À l’ensemble des effets produits par la médiatisation qui viennent d’être présentés, il convient aussi d’ajouter un effet qui se répercute sur l’acte de médiation en tant que tel, à savoir une impossibilité d’interaction directe entre le diffuseur de contenus et son public (Jacquinot-Delaunay, 2003). C’est bien la principale caractéristique de la communication médiatisée à laquelle nous nous intéressons ici, soit la vidéo numérique publiée dans YouTube : l’impossible interaction directe et synchrone des acteurs impliqués. À l’inverse, cette contrainte n’est pas présente dans d’autres contextes communicationnels, par exemple la messagerie texte sur téléphone mobile, qui permet justement des interactions synchrones, c’est-à-dire « en temps réel ».

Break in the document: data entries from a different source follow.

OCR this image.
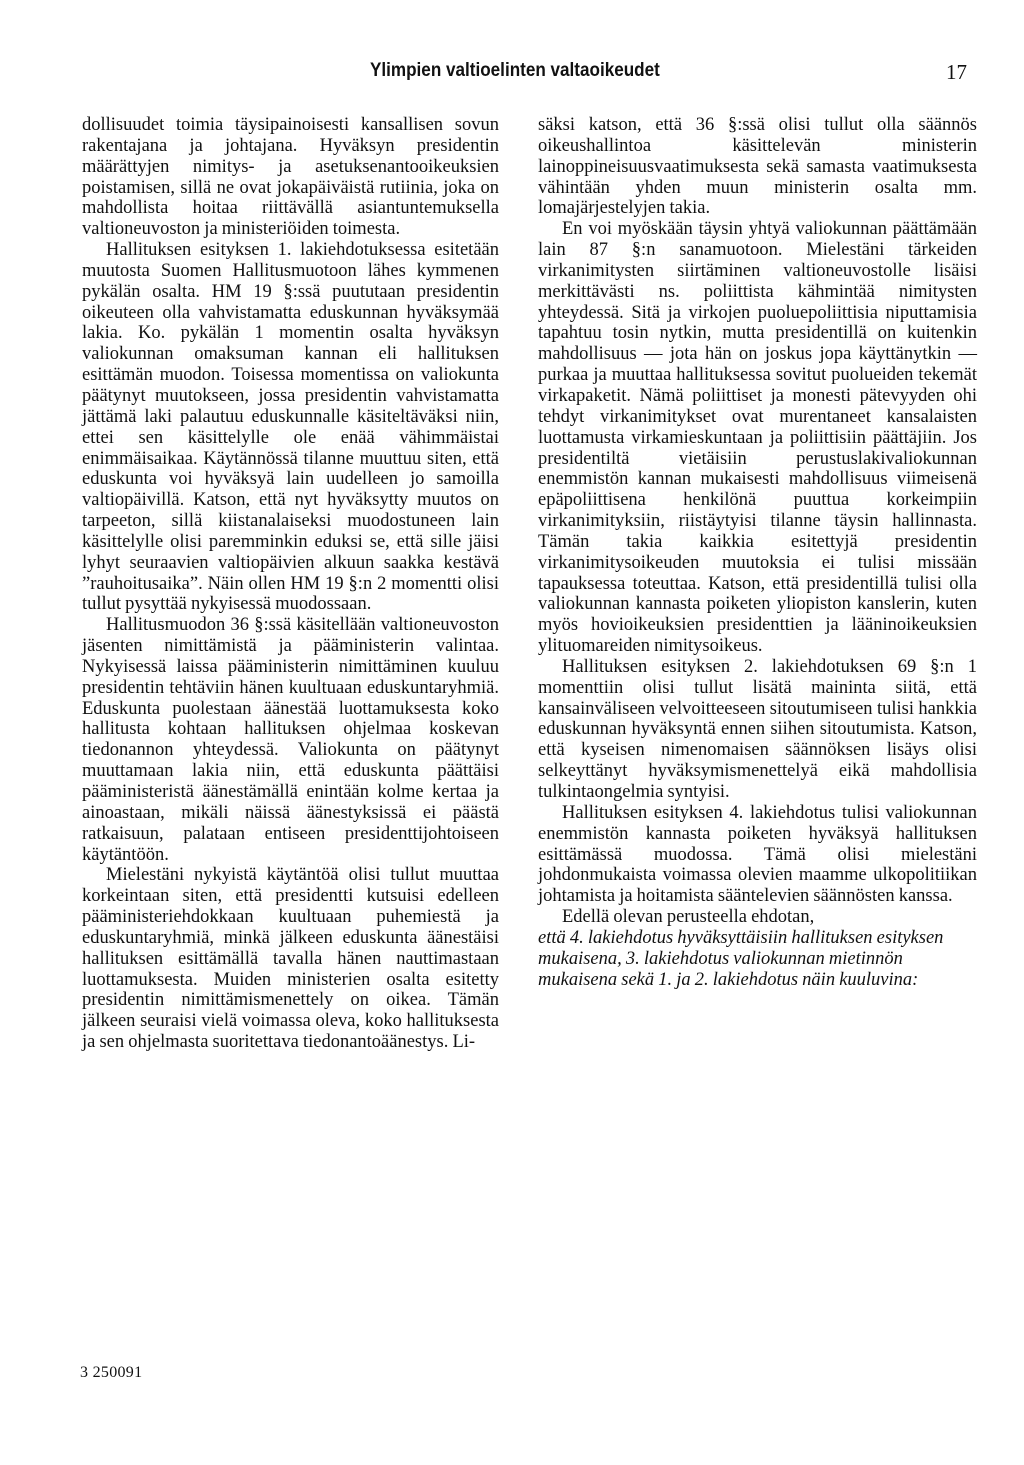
Ylimpien valtioelinten valtaoikeudet	17

dollisuudet toimia täysipainoisesti kansallisen sovun rakentajana ja johtajana. Hyväksyn presidentin määrättyjen nimitys- ja asetuksenantooikeuksien poistamisen, sillä ne ovat jokapäiväistä rutiinia, joka on mahdollista hoitaa riittävällä asiantuntemuksella valtioneuvoston ja ministeriöiden toimesta.

Hallituksen esityksen 1. lakiehdotuksessa esitetään muutosta Suomen Hallitusmuotoon lähes kymmenen pykälän osalta. HM 19 §:ssä puututaan presidentin oikeuteen olla vahvistamatta eduskunnan hyväksymää lakia. Ko. pykälän 1 momentin osalta hyväksyn valiokunnan omaksuman kannan eli hallituksen esittämän muodon. Toisessa momentissa on valiokunta päätynyt muutokseen, jossa presidentin vahvistamatta jättämä laki palautuu eduskunnalle käsiteltäväksi niin, ettei sen käsittelylle ole enää vähimmäistai enimmäisaikaa. Käytännössä tilanne muuttuu siten, että eduskunta voi hyväksyä lain uudelleen jo samoilla valtiopäivillä. Katson, että nyt hyväksytty muutos on tarpeeton, sillä kiistanalaiseksi muodostuneen lain käsittelylle olisi paremminkin eduksi se, että sille jäisi lyhyt seuraavien valtiopäivien alkuun saakka kestävä ”rauhoitusaika”. Näin ollen HM 19 §:n 2 momentti olisi tullut pysyttää nykyisessä muodossaan.

Hallitusmuodon 36 §:ssä käsitellään valtioneuvoston jäsenten nimittämistä ja pääministerin valintaa. Nykyisessä laissa pääministerin nimittäminen kuuluu presidentin tehtäviin hänen kuultuaan eduskuntaryhmiä. Eduskunta puolestaan äänestää luottamuksesta koko hallitusta kohtaan hallituksen ohjelmaa koskevan tiedonannon yhteydessä. Valiokunta on päätynyt muuttamaan lakia niin, että eduskunta päättäisi pääministeristä äänestämällä enintään kolme kertaa ja ainoastaan, mikäli näissä äänestyksissä ei päästä ratkaisuun, palataan entiseen presidenttijohtoiseen käytäntöön.

Mielestäni nykyistä käytäntöä olisi tullut muuttaa korkeintaan siten, että presidentti kutsuisi edelleen pääministeriehdokkaan kuultuaan puhemiestä ja eduskuntaryhmiä, minkä jälkeen eduskunta äänestäisi hallituksen esittämällä tavalla hänen nauttimastaan luottamuksesta. Muiden ministerien osalta esitetty presidentin nimittämismenettely on oikea. Tämän jälkeen seuraisi vielä voimassa oleva, koko hallituksesta ja sen ohjelmasta suoritettava tiedonantoäänestys. Li-

säksi katson, että 36 §:ssä olisi tullut olla säännös oikeushallintoa käsittelevän ministerin lainoppineisuusvaatimuksesta sekä samasta vaatimuksesta vähintään yhden muun ministerin osalta mm. lomajärjestelyjen takia.

En voi myöskään täysin yhtyä valiokunnan päättämään lain 87 §:n sanamuotoon. Mielestäni tärkeiden virkanimitysten siirtäminen valtioneuvostolle lisäisi merkittävästi ns. poliittista kähmintää nimitysten yhteydessä. Sitä ja virkojen puoluepoliittisia niputtamisia tapahtuu tosin nytkin, mutta presidentillä on kuitenkin mahdollisuus — jota hän on joskus jopa käyttänytkin — purkaa ja muuttaa hallituksessa sovitut puolueiden tekemät virkapaketit. Nämä poliittiset ja monesti pätevyyden ohi tehdyt virkanimitykset ovat murentaneet kansalaisten luottamusta virkamieskuntaan ja poliittisiin päättäjiin. Jos presidentiltä vietäisiin perustuslakivaliokunnan enemmistön kannan mukaisesti mahdollisuus viimeisenä epäpoliittisena henkilönä puuttua korkeimpiin virkanimityksiin, riistäytyisi tilanne täysin hallinnasta. Tämän takia kaikkia esitettyjä presidentin virkanimitysoikeuden muutoksia ei tulisi missään tapauksessa toteuttaa. Katson, että presidentillä tulisi olla valiokunnan kannasta poiketen yliopiston kanslerin, kuten myös hovioikeuksien presidenttien ja lääninoikeuksien ylituomareiden nimitysoikeus.

Hallituksen esityksen 2. lakiehdotuksen 69 §:n 1 momenttiin olisi tullut lisätä maininta siitä, että kansainväliseen velvoitteeseen sitoutumiseen tulisi hankkia eduskunnan hyväksyntä ennen siihen sitoutumista. Katson, että kyseisen nimenomaisen säännöksen lisäys olisi selkeyttänyt hyväksymismenettelyä eikä mahdollisia tulkintaongelmia syntyisi.

Hallituksen esityksen 4. lakiehdotus tulisi valiokunnan enemmistön kannasta poiketen hyväksyä hallituksen esittämässä muodossa. Tämä olisi mielestäni johdonmukaista voimassa olevien maamme ulkopolitiikan johtamista ja hoitamista sääntelevien säännösten kanssa.

Edellä olevan perusteella ehdotan,

että 4. lakiehdotus hyväksyttäisiin hallituksen esityksen mukaisena, 3. lakiehdotus valiokunnan mietinnön mukaisena sekä 1. ja 2. lakiehdotus näin kuuluvina:

3 250091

La thèse présentée ici adopte une position critique par rapport aux discours plus philosophiques concernant les effets de la médiatisation sur le rapport à la connaissance. Néanmoins, elle s’inscrit dans la suite de ces réflexions, mais d’un point de vue plus

empirique, en questionnant les choix que des vidéastes amateurs ou des adolescents effectuent en contexte de communication médiatisée avec la vidéo numérique et YouTube. S’il nous importait d’en faire autant, c’est qu’aucune recherche ne s’était encore penchée sur cette question.

En effet, eu égard à la question de la médiatisation, certaines recherches ont par exemple montré que l’écrit, chez les adolescents, était particulièrement lié à l’expression des émotions et à la création littéraire (Penloup et Joannidès, 2014). D’autres ont pour leur part rapporté que la photographie était étroitement liée à la mise en visibilité des liens d’amitié et à l’immortalisation des moments marquants de l’adolescence (Lachance, 2012, 2013). Cela dit, aucune étude n’avait toutefois interrogé l’enjeu du choix des modes langagiers en contexte de production vidéo, où l’usage de l’image fixe, de l’image mobile, de l’écrit, de la voix, de la musique et des effets sonores peut se faire dans un même contexte communicationnel. C’est la raison précise pour laquelle nous avons cherché à décrire, dans le cadre de cette thèse, les processus de rationalisation que des vidéastes amateurs et des adolescents mettent en œuvre lorsqu’ils doivent procéder à la médiatisation d’informations en contexte de production d’une vidéo sur une thématique sociale.